Since Parsoid is currently PHP 7.2+, I think adding parsoid directly to core as a library will probably have to wait until T192166: Drop HHVM support from MediaWiki or T228342: Define criteria for setting explicit PHP support target for MediaWiki. It seems like that's not likely to happen until November-ish, maybe MW 1.35. So it's worth thinking of deploying as an extension as a medium-term strategy that may still be in place for the initial production use of Parsoid, which we're still hoping will happen in the Sept/Oct timeframe. It doesn't seem like packaging as an extension is causing any real trouble at the moment.

@Legoktm the deploy repo adds an extra level of directory hierarchy. That seems like it could cause trouble for an extension deploy; we'd need to add a new extension.json which copied the 'real' one and added an extra directory level to the autoload paths, etc. Seems like a pain compared to just deploying from the main Parsoid repo and adding a few files in bundled/wikimedia. In that case Parsoid is a "real" extension and doesn't require any special handling from either CI or scap compared to any other extension.

EDIT: @Legoktm suggests on IRC that you could leave the extra level of directory hierarchy in the deploy repo and just adjust the path in wfLoadExtension() to point at the 'real' extension.json inside Parsoid/src (which is where the main Parsoid codebase is checked out as a submodule in the deploy repo).

Just a point of process. There have been many suggestions here and on the gerrit patch. I think it is useful for someone to summarize the options so we can actually pick one that seems reasonable to everyone (Parsing, RelEng, SRE, CPT) . Does someone wants to take that on or should I do it?

For everyone's benefit, here is a summary of the three proposals. All options assume Parsoid/PHP will be treated as an extension of MediaWiki for the immediate term.

  1. Merge Parsoid dependencies to the vendor/ repo: gerrit 526262 attempts that.
    • Problem: These dependencies are 7.2+ and merging them will mess up CI for everyone else since they will fail on require 7.2+
    • Solution 1a: Work around problem by fudging php requirements in the wikipeg and zest repos to be php 5.x+ which lets them be merged and not trip up CI for everyone else. Since all those other repos won't use these libraries, there is likely no real issue. As for Parsoid's use, since Parsoid itself requires 7.2+, Parsoid's CI will always get 7.2+ and hence meet the actual php requirement for those repos.
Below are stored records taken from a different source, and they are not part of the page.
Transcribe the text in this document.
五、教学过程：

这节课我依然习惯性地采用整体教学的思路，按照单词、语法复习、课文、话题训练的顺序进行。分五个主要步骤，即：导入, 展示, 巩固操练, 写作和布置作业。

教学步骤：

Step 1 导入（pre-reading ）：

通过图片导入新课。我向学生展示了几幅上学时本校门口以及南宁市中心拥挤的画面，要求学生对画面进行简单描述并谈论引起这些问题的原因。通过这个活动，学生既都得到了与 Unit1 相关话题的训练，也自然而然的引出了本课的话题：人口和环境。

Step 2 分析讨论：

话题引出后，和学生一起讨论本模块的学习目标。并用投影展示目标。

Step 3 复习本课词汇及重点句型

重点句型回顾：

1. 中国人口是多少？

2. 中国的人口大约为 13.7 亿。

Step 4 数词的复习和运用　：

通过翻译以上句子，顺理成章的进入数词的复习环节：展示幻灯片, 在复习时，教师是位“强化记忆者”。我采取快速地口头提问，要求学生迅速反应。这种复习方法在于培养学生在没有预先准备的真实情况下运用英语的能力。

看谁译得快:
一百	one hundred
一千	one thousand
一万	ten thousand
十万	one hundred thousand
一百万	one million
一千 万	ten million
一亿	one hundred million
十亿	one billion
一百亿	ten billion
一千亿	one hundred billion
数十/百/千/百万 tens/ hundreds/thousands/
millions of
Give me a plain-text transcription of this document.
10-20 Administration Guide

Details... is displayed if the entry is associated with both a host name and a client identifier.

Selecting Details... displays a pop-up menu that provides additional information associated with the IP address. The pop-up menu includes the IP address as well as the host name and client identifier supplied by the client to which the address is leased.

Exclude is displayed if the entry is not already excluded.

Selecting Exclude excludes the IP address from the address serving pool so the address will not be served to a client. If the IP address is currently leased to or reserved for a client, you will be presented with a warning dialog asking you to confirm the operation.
      (See https://gerrit.wikimedia.org/r/c/mediawiki/vendor/+/526262#message-0d820a2955b198e2a9cb2f33efe2692db723dbcc for Reedy's suggestion and my +1 of that idea)
    • Solution 1b: Temporarily "inline" the zest and wikipeg repos into the Parsoid repo.

      See T213494#5377746 and James +1s this proposal. See T213494#5378265 where Scott proposes specific changes to Parsoid's extension.json and how to make iths happen.
    • Personal preference: If we go with option 1, I prefer 1a to 1b, but could be convinced to go with 1b.
  1. Continue using Parsoid/JS's default deployment mechanism via scap as an "independent service". But, also deploy Mediawiki to those same servers and have code in MW's CommonSettings.php to inspect presence of Parsoid and if so, load Parsoid as an extension. This could work and the benefit is that it relies on existing Parsoid deployment mechanism. It requires us to also deploy MediaWiki to scandium and add the inspection mechanism to core to trigger Parsoid load.

    See T213494#5382008 and followup for where Kunal suggested this.

Thoughts?

I don't have any huge objections to either option. It sounds like #2 would give you the ability to deploy independently from the train/mediawiki swat deployments at the expense of a little extra work to set up?

I don't have any huge objections to either option. It sounds like #2 would give you the ability to deploy independently from the train/mediawiki swat deployments at the expense of a little extra work to set up?

Indeed .. it would be a sweet deal to be able to preserve that deployment independence.

Option 2 seems preferable to me as well at this point. It seems like there is a compelling reason to not merge the parsoid PHP dependencies into <code>mediawiki/vendor</code> -- continued need for HHVM support in core. That makes option 2 the easiest path forward here it seems.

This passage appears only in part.